Regional centers would get $160 million each to translate research into high-tech jobs and boost local economies.
By Jeffrey Mervis
The world was ready for a better surgical adhesive. But Pittsburgh wasn’t. So a decade after its founding Cohera Medical, a promising startup based on an invention by University of Pittsburgh (Pitt) chemical engineer Eric Beckman, left town for what its owners considered a more favorable location for biomedical innovation—Research Triangle Park in North Carolina.
This month, the National Science Foundation (NSF) rolled out a huge new funding program aimed at halting that type of exodus.

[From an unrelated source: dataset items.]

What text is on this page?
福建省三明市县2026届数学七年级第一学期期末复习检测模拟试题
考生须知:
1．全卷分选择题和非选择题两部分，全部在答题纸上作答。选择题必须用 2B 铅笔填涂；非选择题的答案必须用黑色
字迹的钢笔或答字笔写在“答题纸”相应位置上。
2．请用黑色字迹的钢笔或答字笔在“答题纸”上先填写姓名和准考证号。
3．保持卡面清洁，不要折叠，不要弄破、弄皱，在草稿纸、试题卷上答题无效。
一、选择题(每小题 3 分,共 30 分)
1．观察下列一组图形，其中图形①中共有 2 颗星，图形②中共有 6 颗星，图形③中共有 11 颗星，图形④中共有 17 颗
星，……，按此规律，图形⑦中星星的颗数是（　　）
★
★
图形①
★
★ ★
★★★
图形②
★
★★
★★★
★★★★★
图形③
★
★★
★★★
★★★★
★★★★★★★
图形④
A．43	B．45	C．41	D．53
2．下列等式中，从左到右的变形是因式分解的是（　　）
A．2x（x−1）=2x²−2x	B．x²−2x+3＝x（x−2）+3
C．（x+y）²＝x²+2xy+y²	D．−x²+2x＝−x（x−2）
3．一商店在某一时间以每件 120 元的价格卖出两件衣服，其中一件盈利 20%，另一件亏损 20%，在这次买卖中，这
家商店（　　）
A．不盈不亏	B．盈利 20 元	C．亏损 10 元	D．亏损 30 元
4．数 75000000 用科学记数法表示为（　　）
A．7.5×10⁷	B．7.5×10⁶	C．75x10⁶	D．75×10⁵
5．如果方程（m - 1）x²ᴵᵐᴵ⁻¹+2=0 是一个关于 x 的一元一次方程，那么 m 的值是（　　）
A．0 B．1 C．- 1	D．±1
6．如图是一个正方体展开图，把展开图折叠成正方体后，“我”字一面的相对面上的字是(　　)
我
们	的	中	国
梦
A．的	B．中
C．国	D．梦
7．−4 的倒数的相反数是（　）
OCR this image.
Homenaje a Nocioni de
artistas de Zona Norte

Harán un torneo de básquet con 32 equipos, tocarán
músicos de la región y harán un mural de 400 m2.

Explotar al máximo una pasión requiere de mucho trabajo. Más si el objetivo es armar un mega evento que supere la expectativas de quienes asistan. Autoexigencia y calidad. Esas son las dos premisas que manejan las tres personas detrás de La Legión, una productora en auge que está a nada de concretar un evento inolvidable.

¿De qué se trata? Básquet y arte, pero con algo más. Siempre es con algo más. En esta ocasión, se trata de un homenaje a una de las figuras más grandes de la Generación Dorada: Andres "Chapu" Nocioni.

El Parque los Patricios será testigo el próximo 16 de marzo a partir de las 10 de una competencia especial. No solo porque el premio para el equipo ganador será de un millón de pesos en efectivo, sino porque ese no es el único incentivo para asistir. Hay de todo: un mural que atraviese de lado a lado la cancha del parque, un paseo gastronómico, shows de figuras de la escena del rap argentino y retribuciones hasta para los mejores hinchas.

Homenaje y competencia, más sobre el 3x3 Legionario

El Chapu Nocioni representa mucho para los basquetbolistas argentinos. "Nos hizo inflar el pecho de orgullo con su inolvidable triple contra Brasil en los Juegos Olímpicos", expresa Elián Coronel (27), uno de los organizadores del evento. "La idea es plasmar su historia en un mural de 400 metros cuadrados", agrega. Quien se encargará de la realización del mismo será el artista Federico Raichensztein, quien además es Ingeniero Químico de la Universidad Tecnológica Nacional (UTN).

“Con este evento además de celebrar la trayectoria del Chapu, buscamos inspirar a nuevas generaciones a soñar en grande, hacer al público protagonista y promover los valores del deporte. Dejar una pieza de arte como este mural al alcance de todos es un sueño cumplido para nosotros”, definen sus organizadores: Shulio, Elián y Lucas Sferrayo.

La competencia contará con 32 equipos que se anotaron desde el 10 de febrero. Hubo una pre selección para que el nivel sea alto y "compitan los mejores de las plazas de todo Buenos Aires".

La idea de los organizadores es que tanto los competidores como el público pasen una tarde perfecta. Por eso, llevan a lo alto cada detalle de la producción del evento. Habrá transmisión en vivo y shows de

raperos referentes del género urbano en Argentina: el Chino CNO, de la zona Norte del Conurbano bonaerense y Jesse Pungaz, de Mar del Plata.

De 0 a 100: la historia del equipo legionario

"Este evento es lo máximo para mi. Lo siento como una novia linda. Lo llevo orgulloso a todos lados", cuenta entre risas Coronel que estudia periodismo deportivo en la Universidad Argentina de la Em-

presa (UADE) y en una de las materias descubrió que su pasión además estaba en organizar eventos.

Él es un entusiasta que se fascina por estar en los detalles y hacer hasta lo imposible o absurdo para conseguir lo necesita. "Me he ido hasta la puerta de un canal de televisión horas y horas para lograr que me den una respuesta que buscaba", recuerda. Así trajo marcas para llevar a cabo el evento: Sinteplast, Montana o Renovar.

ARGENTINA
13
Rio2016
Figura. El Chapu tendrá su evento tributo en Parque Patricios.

Its goal is to help communities far from the country’s best known high-tech meccas build their capacity to turn research by local scientists into new companies and well-paying jobs that will bolster the regional economy.
The initiative, called Regional Innovation Engines, or NSF Engines, will offer the largest cash awards in the foundation’s history—$160 million over 10 years—to each of five regions hoping to create their own versions of Silicon Valley. A key measure of success, say experts in the field, will be whether companies like Cohera can find everything they need to prosper without having to flee their birthplaces.
“We spin out a dozen companies a year,” says Evan Facher, vice chancellor for innovation and entrepreneurship at Pitt, whose medical center is one of the top recipients of funding from the National Institutes of Health (NIH). “But they don’t stay. They go to Boston or San Francisco because we can’t nurture them.”